The intelligence error by 6th Army and MacArthur's headquarters, USAFFE, affected the judgment of everyone from MacArthur down to the individual rifleman.  It affected the planning before the assault and the conduct of the battle once they had landed there. That was the reason no one in D Company was unduly worried as the officers and NCO's hurried to get the platoons in position around Wheeler Point late in the afternoon of 18 February.  It was why an obvious route of attack, Cheney Ravine, was largely ignored, why the perimeter was expanded by regiment and why the company couldn't call out on their SCR 300.  There certainly was little risk involved facing a mere 850 Japanese troops.  The ferocious attack that was mounted the night of the 18th and in the blackness early Monday morning of the 19th of February came as a great and fatal surprise. Had the true facts been known at the time the company probably would never have been left out there in the first place.

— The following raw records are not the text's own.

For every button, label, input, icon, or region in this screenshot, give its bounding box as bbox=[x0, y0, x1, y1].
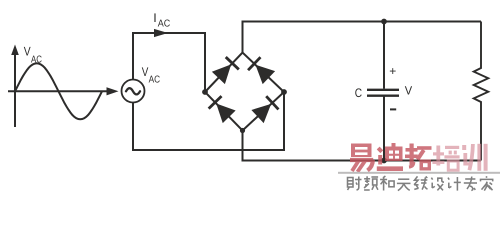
junction dot: capacitor bottom node bbox=[381, 158, 387, 164]
watermark tagline character 家 bbox=[481, 176, 493, 190]
wire: bridge bottom corner to negative rail bbox=[243, 131, 482, 161]
svg-text:AC: AC bbox=[158, 19, 171, 30]
junction dot: bridge left corner bbox=[202, 89, 208, 95]
junction dot: capacitor top node bbox=[381, 19, 387, 25]
waveform vertical axis bbox=[14, 52, 16, 127]
watermark tagline character 设 bbox=[431, 178, 444, 191]
capacitor top lead bbox=[383, 22, 385, 89]
waveform horizontal axis bbox=[8, 90, 108, 92]
watermark tagline character 频 bbox=[364, 176, 378, 190]
watermark tagline character 天 bbox=[397, 179, 411, 190]
capacitor C plates bbox=[367, 89, 399, 91]
current arrowhead on top wire bbox=[154, 29, 168, 37]
diode D4 (bottom corner to right corner) bbox=[251, 96, 278, 123]
diode D1 (left corner to top corner) bbox=[212, 57, 239, 84]
bridge diamond wires bbox=[205, 53, 284, 131]
watermark underline bbox=[338, 172, 500, 174]
wire: source bottom to bridge right corner (AC return) bbox=[133, 92, 284, 150]
AC source V_AC bbox=[122, 80, 145, 103]
svg-text:V: V bbox=[405, 84, 412, 98]
sine waveform curve bbox=[15, 63, 102, 119]
junction dot: bridge bottom corner bbox=[240, 128, 245, 133]
watermark tagline character 计 bbox=[448, 177, 461, 191]
watermark character 训 bbox=[462, 144, 487, 171]
waveform horizontal axis arrowhead bbox=[107, 87, 119, 95]
label - (capacitor polarity) bbox=[390, 108, 396, 110]
watermark character 易 bbox=[350, 144, 373, 172]
svg-text:I: I bbox=[153, 11, 156, 25]
diode D3 (bottom corner to left corner) bbox=[209, 96, 236, 123]
watermark tagline character 专 bbox=[464, 177, 477, 191]
capacitor bottom lead bbox=[383, 97, 385, 161]
wire: source top to bridge left corner bbox=[133, 33, 205, 92]
wire: bridge top corner to top rail bbox=[243, 22, 482, 53]
junction dot: bridge right corner bbox=[281, 89, 287, 95]
diode D2 (right corner to top corner) bbox=[248, 57, 275, 84]
watermark tagline character 和 bbox=[380, 176, 394, 191]
svg-text:AC: AC bbox=[149, 74, 161, 85]
svg-text:+: + bbox=[389, 64, 396, 78]
svg-text:AC: AC bbox=[31, 55, 42, 66]
watermark logo text "易迪拓培训" bbox=[350, 143, 488, 172]
tilde inside AC source bbox=[126, 88, 140, 94]
watermark character 培 bbox=[432, 146, 459, 171]
watermark character 拓 bbox=[405, 144, 432, 171]
resistor R load bbox=[474, 22, 489, 161]
watermark tagline character 线 bbox=[414, 176, 427, 189]
svg-text:C: C bbox=[355, 86, 362, 100]
watermark tagline character 射 bbox=[348, 177, 362, 191]
waveform vertical axis arrowhead bbox=[11, 45, 19, 56]
watermark character 迪 bbox=[377, 143, 403, 169]
watermark tagline "射频和天线设计专家" bbox=[348, 176, 493, 191]
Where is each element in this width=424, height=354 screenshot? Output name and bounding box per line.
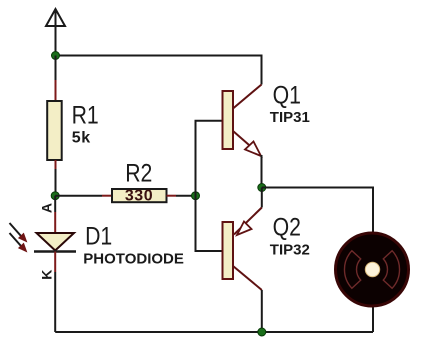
node D1/R2 junction <box>51 192 59 200</box>
light arrow 1 <box>10 223 27 242</box>
wire bottom rail <box>55 331 373 333</box>
resistor R1 pin bottom <box>55 160 57 169</box>
wire motor bottom <box>372 305 374 332</box>
wire Q1 emitter <box>261 155 263 188</box>
wire D1 bottom <box>54 272 56 332</box>
resistor R1 <box>47 101 62 160</box>
svg-text:TIP31: TIP31 <box>270 109 310 126</box>
motor M1 <box>336 233 409 306</box>
wire R2 right <box>176 195 196 197</box>
resistor R2 <box>112 189 167 202</box>
wire R1 bottom <box>55 169 57 196</box>
svg-text:R2: R2 <box>125 159 152 187</box>
light arrow 2 <box>10 233 27 252</box>
svg-text:Q2: Q2 <box>273 213 301 241</box>
svg-text:K: K <box>39 270 55 280</box>
diode D1 pin cathode <box>54 252 56 273</box>
svg-text:TIP32: TIP32 <box>270 241 310 258</box>
wire motor top <box>262 188 373 235</box>
wire Q2 collector <box>261 290 263 332</box>
node bottom junction <box>258 328 266 336</box>
svg-text:R1: R1 <box>72 101 99 129</box>
transistor Q2 <box>223 208 262 291</box>
power symbol <box>46 9 65 56</box>
transistor Q1 <box>223 85 262 157</box>
resistor R2 pin right <box>167 195 177 197</box>
wire Q2 emitter <box>261 188 263 208</box>
wire R1 top <box>55 56 57 81</box>
svg-text:5k: 5k <box>72 129 91 146</box>
wire R2 left <box>55 195 102 197</box>
node A junction <box>52 52 60 60</box>
photodiode D1 <box>34 233 76 252</box>
wire anode <box>54 196 56 212</box>
node emitter junction <box>258 184 266 192</box>
svg-text:330: 330 <box>125 188 153 205</box>
svg-text:D1: D1 <box>85 222 112 250</box>
resistor R1 pin top <box>55 80 57 101</box>
svg-text:PHOTODIODE: PHOTODIODE <box>83 250 184 267</box>
svg-text:Q1: Q1 <box>273 81 301 109</box>
wire base bus <box>196 121 223 251</box>
diode D1 pin anode <box>54 212 56 233</box>
resistor R2 pin left <box>102 195 112 197</box>
svg-text:A: A <box>39 203 55 213</box>
wire top rail <box>56 56 262 85</box>
node base junction <box>192 192 200 200</box>
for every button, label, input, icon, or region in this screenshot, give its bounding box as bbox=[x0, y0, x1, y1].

Meanwhile, the Japanese under Lieutenant Endo, who replaced naval Captain Akira Itagaki (killed early on the 16th of February), had planned to attack and dislodge the paratroops from Topside, a highly unlikely prospect.  His marines would strike at night from the western end of the Rock with two columns.  The eastern column would attack first at Battery Hearn and as they stormed the Topside Barracks area, the western column would take advantage of the confusion and attack from the west to seize Topside from that direction.  At least one, and more likely three battalions of Japanese marines were stationed on the western end of the island to provide the reserve for the defense against amphibious landings expected on Bottomside.  The Special Naval Landing Forces, i.e. marines, had been safely sheltered in bombproof quarters on the western side of Corregidor, well removed from the tremendous aerial and naval bombardment preceding the 503d's assault.  The Japanese planned to man the fixed defenses near the invasion beaches with army troops and provisional naval formations, comprised in part by sailors whose ships had been sunk in Philippine waters.  These second-class troops were poorly armed and trained and were expected to withstand the heavy bombardment certain to come on the beaches and contain the landings as well as they could.  Some of these formations had one rifle for five men with the rest being armed with spears.  After the American amphibious forces stalled, the well trained and well equipped marines waiting on the western side of the island out of harm's way would swoop down from Topside and finish off the American landing forces or push them into the sea.  The defense plan was unusable after the 503d seized Topside because the Japanese reserves could not be moved or at least not until the Japanese cleared Topside.  D and F Companies faced these elite SNLF troops on the 18th and 19th of February in the largest (and only) planned attack of any size during the 503d's battle to regain the island.